Last week, UCSB announced through its website a deal with Clear Channel Communications to broadcast the majority of the remaining UCSB baseball schedule on its Santa Barbara-based AM affiliate, KTLK 1340. The coverage will amount to 14 of the last 20 games on the schedule, every Saturday and Sunday Gaucho game for the remainder of the season.

While this is undoubtedly good news for UCSB Athletics, the handling of the deal undermined the only station in Santa Barbara that has been with the baseball team all season long, UCSB’s own student-managed, volunteer-run KCSB. From the first pitch of the season at San Diego State in February, KCSB has provided the most thorough, consistent, live coverage of UCSB baseball over the past four seasons and plans to continue to do so for the rest of 2004, despite KTLK’s new presence.

It is not the reality of the deal itself that has turned heads toward KCSB’s sports staff but rather the manner in which the staff was informed: through a release on the UCSB Athletics website.
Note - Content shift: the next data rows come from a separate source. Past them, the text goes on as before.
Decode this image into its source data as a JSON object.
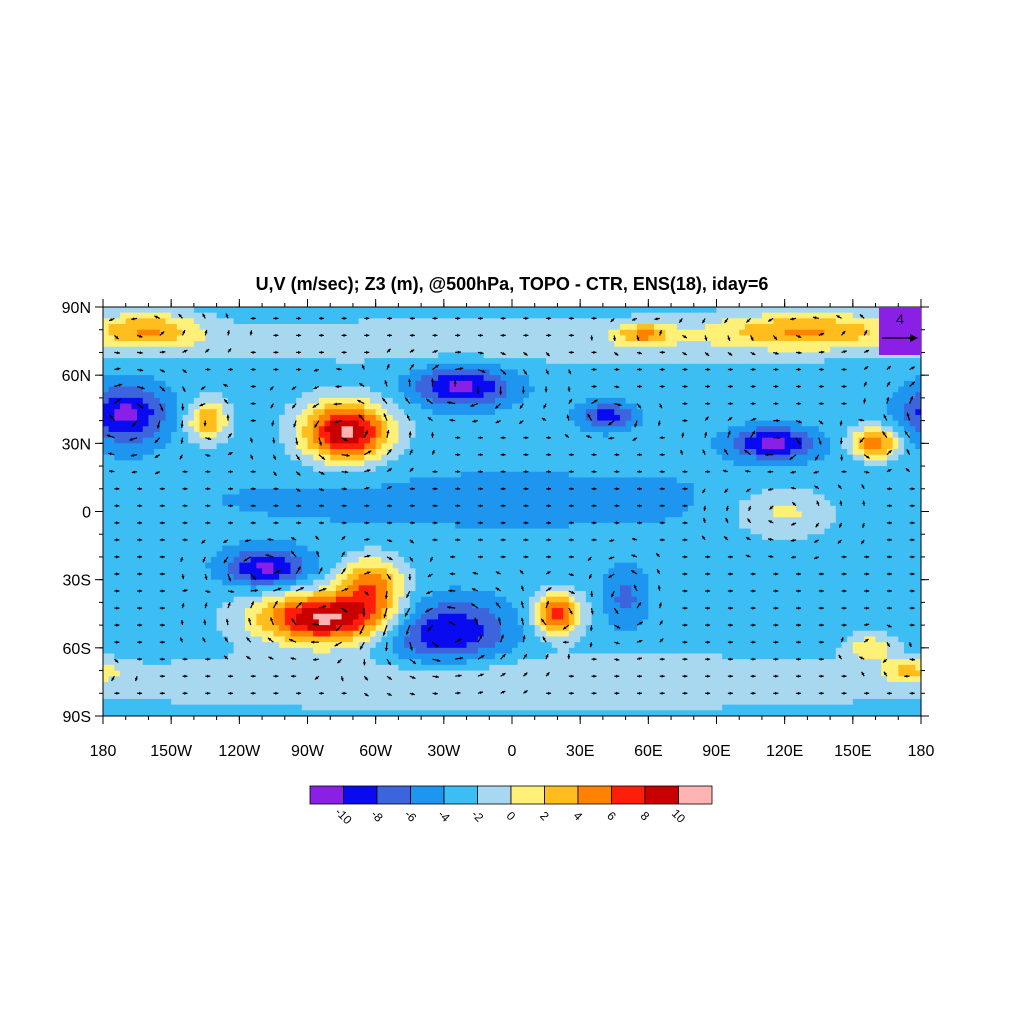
{
  "title": "U,V (m/sec); Z3 (m), @500hPa, TOPO - CTR, ENS(18), iday=6",
  "x_ticks": [
    "180",
    "150W",
    "120W",
    "90W",
    "60W",
    "30W",
    "0",
    "30E",
    "60E",
    "90E",
    "120E",
    "150E",
    "180"
  ],
  "y_ticks": [
    "90N",
    "60N",
    "30N",
    "0",
    "30S",
    "60S",
    "90S"
  ],
  "reference_vector": {
    "label": "4",
    "units": "m/sec",
    "box_color": "#8a20e6"
  },
  "colorbar": {
    "labels": [
      "-10",
      "-8",
      "-6",
      "-4",
      "-2",
      "0",
      "2",
      "4",
      "6",
      "8",
      "10"
    ],
    "colors": [
      "#8a20e6",
      "#0a0af0",
      "#3c64dc",
      "#1e96f0",
      "#3cbef5",
      "#a8d8f0",
      "#fff078",
      "#ffbe1e",
      "#ff8200",
      "#ff1e0a",
      "#c80000",
      "#ffb4b4"
    ]
  },
  "chart_data": {
    "type": "heatmap",
    "title": "U,V (m/sec); Z3 (m), @500hPa, TOPO - CTR, ENS(18), iday=6",
    "variable": "Z3 difference (m) filled contours with U,V wind vectors",
    "x_range": [
      -180,
      180
    ],
    "y_range": [
      -90,
      90
    ],
    "levels": [
      -10,
      -8,
      -6,
      -4,
      -2,
      0,
      2,
      4,
      6,
      8,
      10
    ],
    "background_value": -3,
    "anomalies": [
      {
        "lon": -170,
        "lat": 43,
        "value": -10.5,
        "rx": 18,
        "ry": 13
      },
      {
        "lon": -134,
        "lat": 40,
        "value": 4.0,
        "rx": 9,
        "ry": 9
      },
      {
        "lon": -73,
        "lat": 35,
        "value": 10.5,
        "rx": 19,
        "ry": 13
      },
      {
        "lon": -22,
        "lat": 55,
        "value": -10.5,
        "rx": 22,
        "ry": 9
      },
      {
        "lon": 42,
        "lat": 42,
        "value": -9.0,
        "rx": 12,
        "ry": 6
      },
      {
        "lon": 115,
        "lat": 30,
        "value": -10.5,
        "rx": 18,
        "ry": 7
      },
      {
        "lon": 160,
        "lat": 30,
        "value": 5.5,
        "rx": 11,
        "ry": 7
      },
      {
        "lon": -160,
        "lat": 80,
        "value": 3.0,
        "rx": 22,
        "ry": 8
      },
      {
        "lon": 130,
        "lat": 80,
        "value": 3.0,
        "rx": 40,
        "ry": 8
      },
      {
        "lon": 58,
        "lat": 78,
        "value": 2.5,
        "rx": 12,
        "ry": 5
      },
      {
        "lon": 120,
        "lat": 0,
        "value": 1.2,
        "rx": 25,
        "ry": 12
      },
      {
        "lon": -108,
        "lat": -25,
        "value": -10.5,
        "rx": 18,
        "ry": 8
      },
      {
        "lon": -82,
        "lat": -47,
        "value": 10.5,
        "rx": 30,
        "ry": 11
      },
      {
        "lon": -62,
        "lat": -32,
        "value": 5.0,
        "rx": 14,
        "ry": 12
      },
      {
        "lon": -30,
        "lat": -53,
        "value": -10.5,
        "rx": 28,
        "ry": 14
      },
      {
        "lon": 20,
        "lat": -45,
        "value": 7.5,
        "rx": 10,
        "ry": 9
      },
      {
        "lon": 50,
        "lat": -38,
        "value": -6.5,
        "rx": 10,
        "ry": 13
      },
      {
        "lon": 158,
        "lat": -60,
        "value": 1.5,
        "rx": 10,
        "ry": 6
      },
      {
        "lon": 175,
        "lat": -70,
        "value": 1.5,
        "rx": 12,
        "ry": 5
      },
      {
        "lon": 0,
        "lat": -75,
        "value": 0.0,
        "rx": 200,
        "ry": 12
      },
      {
        "lon": 0,
        "lat": 75,
        "value": -0.6,
        "rx": 200,
        "ry": 10
      },
      {
        "lon": 0,
        "lat": 5,
        "value": -4.5,
        "rx": 200,
        "ry": 18
      }
    ]
  }
}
KCSB was never contacted directly by anyone in the UCSB Athletic Dept. about the deal before the new coverage was announced, despite its immediate consequences for the station. Fortunately, KCSB will still be able to go ahead with its schedule as planned for this season, but this has little to do with the deal between Clear Channel and UCSB and more to do with the capabilities of Big West Conference opponents to accommodate two visiting radio stations. In the future, the effect of such coverage could be much more problematic for KCSB, as Clear Channel would receive priority over KCSB when only one station could be accommodated.
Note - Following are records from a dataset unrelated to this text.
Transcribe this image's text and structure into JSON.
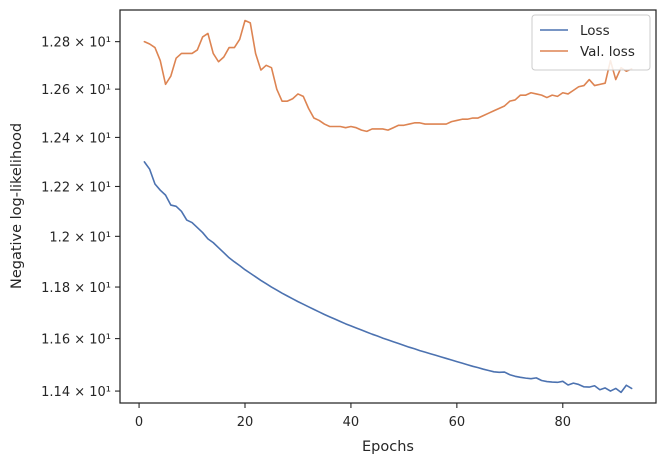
{
  "chart_data": {
    "type": "line",
    "xlabel": "Epochs",
    "ylabel": "Negative log-likelihood",
    "xlim": [
      -3.6,
      97.6
    ],
    "ylim": [
      11.355,
      12.935
    ],
    "y_scale": "log",
    "grid": false,
    "legend_position": "top-right",
    "x_ticks": [
      0,
      20,
      40,
      60,
      80
    ],
    "x_tick_labels": [
      "0",
      "20",
      "40",
      "60",
      "80"
    ],
    "y_ticks": [
      11.4,
      11.6,
      11.8,
      12.0,
      12.2,
      12.4,
      12.6,
      12.8
    ],
    "y_tick_labels": [
      "1.14 × 10¹",
      "1.16 × 10¹",
      "1.18 × 10¹",
      "1.2 × 10¹",
      "1.22 × 10¹",
      "1.24 × 10¹",
      "1.26 × 10¹",
      "1.28 × 10¹"
    ],
    "series": [
      {
        "name": "Loss",
        "color": "#4c72b0",
        "x": [
          1,
          2,
          3,
          4,
          5,
          6,
          7,
          8,
          9,
          10,
          11,
          12,
          13,
          14,
          15,
          16,
          17,
          18,
          19,
          20,
          21,
          22,
          23,
          24,
          25,
          26,
          27,
          28,
          29,
          30,
          31,
          32,
          33,
          34,
          35,
          36,
          37,
          38,
          39,
          40,
          41,
          42,
          43,
          44,
          45,
          46,
          47,
          48,
          49,
          50,
          51,
          52,
          53,
          54,
          55,
          56,
          57,
          58,
          59,
          60,
          61,
          62,
          63,
          64,
          65,
          66,
          67,
          68,
          69,
          70,
          71,
          72,
          73,
          74,
          75,
          76,
          77,
          78,
          79,
          80,
          81,
          82,
          83,
          84,
          85,
          86,
          87,
          88,
          89,
          90,
          91,
          92,
          93
        ],
        "values": [
          12.3,
          12.27,
          12.21,
          12.185,
          12.165,
          12.125,
          12.12,
          12.1,
          12.065,
          12.055,
          12.035,
          12.015,
          11.99,
          11.975,
          11.955,
          11.935,
          11.915,
          11.899,
          11.884,
          11.868,
          11.854,
          11.84,
          11.826,
          11.813,
          11.8,
          11.788,
          11.776,
          11.765,
          11.754,
          11.743,
          11.733,
          11.723,
          11.713,
          11.703,
          11.693,
          11.684,
          11.675,
          11.666,
          11.657,
          11.649,
          11.641,
          11.633,
          11.625,
          11.617,
          11.61,
          11.602,
          11.595,
          11.588,
          11.581,
          11.574,
          11.567,
          11.561,
          11.554,
          11.548,
          11.542,
          11.536,
          11.53,
          11.524,
          11.518,
          11.512,
          11.506,
          11.5,
          11.494,
          11.489,
          11.483,
          11.478,
          11.473,
          11.471,
          11.472,
          11.462,
          11.456,
          11.452,
          11.449,
          11.447,
          11.45,
          11.44,
          11.436,
          11.434,
          11.433,
          11.437,
          11.423,
          11.43,
          11.425,
          11.416,
          11.415,
          11.42,
          11.405,
          11.412,
          11.4,
          11.41,
          11.395,
          11.422,
          11.41
        ]
      },
      {
        "name": "Val. loss",
        "color": "#dd8452",
        "x": [
          1,
          2,
          3,
          4,
          5,
          6,
          7,
          8,
          9,
          10,
          11,
          12,
          13,
          14,
          15,
          16,
          17,
          18,
          19,
          20,
          21,
          22,
          23,
          24,
          25,
          26,
          27,
          28,
          29,
          30,
          31,
          32,
          33,
          34,
          35,
          36,
          37,
          38,
          39,
          40,
          41,
          42,
          43,
          44,
          45,
          46,
          47,
          48,
          49,
          50,
          51,
          52,
          53,
          54,
          55,
          56,
          57,
          58,
          59,
          60,
          61,
          62,
          63,
          64,
          65,
          66,
          67,
          68,
          69,
          70,
          71,
          72,
          73,
          74,
          75,
          76,
          77,
          78,
          79,
          80,
          81,
          82,
          83,
          84,
          85,
          86,
          87,
          88,
          89,
          90,
          91,
          92,
          93
        ],
        "values": [
          12.8,
          12.79,
          12.775,
          12.72,
          12.62,
          12.655,
          12.73,
          12.75,
          12.75,
          12.75,
          12.765,
          12.82,
          12.835,
          12.75,
          12.715,
          12.735,
          12.775,
          12.775,
          12.81,
          12.89,
          12.88,
          12.75,
          12.68,
          12.7,
          12.69,
          12.6,
          12.55,
          12.55,
          12.56,
          12.58,
          12.57,
          12.52,
          12.48,
          12.47,
          12.455,
          12.445,
          12.445,
          12.445,
          12.44,
          12.445,
          12.44,
          12.43,
          12.425,
          12.435,
          12.435,
          12.435,
          12.43,
          12.44,
          12.45,
          12.45,
          12.455,
          12.46,
          12.46,
          12.455,
          12.455,
          12.455,
          12.455,
          12.455,
          12.465,
          12.47,
          12.475,
          12.475,
          12.48,
          12.48,
          12.49,
          12.5,
          12.51,
          12.52,
          12.53,
          12.55,
          12.555,
          12.575,
          12.575,
          12.585,
          12.58,
          12.575,
          12.565,
          12.575,
          12.57,
          12.585,
          12.58,
          12.595,
          12.61,
          12.615,
          12.64,
          12.615,
          12.62,
          12.625,
          12.72,
          12.64,
          12.69,
          12.675,
          12.685
        ]
      }
    ]
  }
}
This is not the first time that Clear Channel and the UCSB Athletic Dept. have made a deal that has carried heavy implications for KCSB. In 2003, when KEYT 1250-AM was sold to an Oxnard-based group that changed the station to a Spanish-language format, the Athletic Dept. scrambled to find a home for UCSB men’s basketball, with KCSB as the primary carrier of women’s basketball. However, Clear Channel, which owns 1,229 radio stations across the United States, pursued women’s basketball as part of the deal, despite the fact that KCSB and UCSB Athletics had already arranged for the women’s games to be covered several months beforehand. Before the deal was made, Athletic Director Gary Cunningham was quoted in the Santa Barbara News-Press as saying, “It would be a tragedy if none of our games were covered on local radio,” with no regard to KCSB’s contribution to UCSB Athletics. While Cunningham’s statement certainly does not reflect the opinions of every individual in the Athletic Dept., it, combined with the new agreement for UCSB baseball and Clear Channel, begs the question of whether the true mission of UCSB Intercollegiate Athletics is an educational one, or is it all about the money?

KCSB has made a philosophy out of covering issues, events and music that is largely untouched by the mainstream media, a philosophy which has guided KCSB Sports throughout its coverage of UCSB Athletics. KCSB Sports regularly covers UCSB Athletics with a volunteer staff of 17, all of whom utilize KCSB as an opportunity to learn the craft of radio. As a result, not only is KCSB able to provide the most consistent radio coverage of UCSB Athletics in Santa Barbara, but it is also able to provide staff members with an unparalleled educational experience in broadcast sports journalism.

While the short-term effects of the new deal between Clear Channel and UCSB may seem inconsequential, the long-term effects and future deals between both entities could afflict KCSB and such education in a much more negative way. When considering such a deal, UCSB Athletics should remember that it has a responsibility not only to the success of its own student-athletes, but also to its relationships between the university and the other students that are greatly affected by its decisions.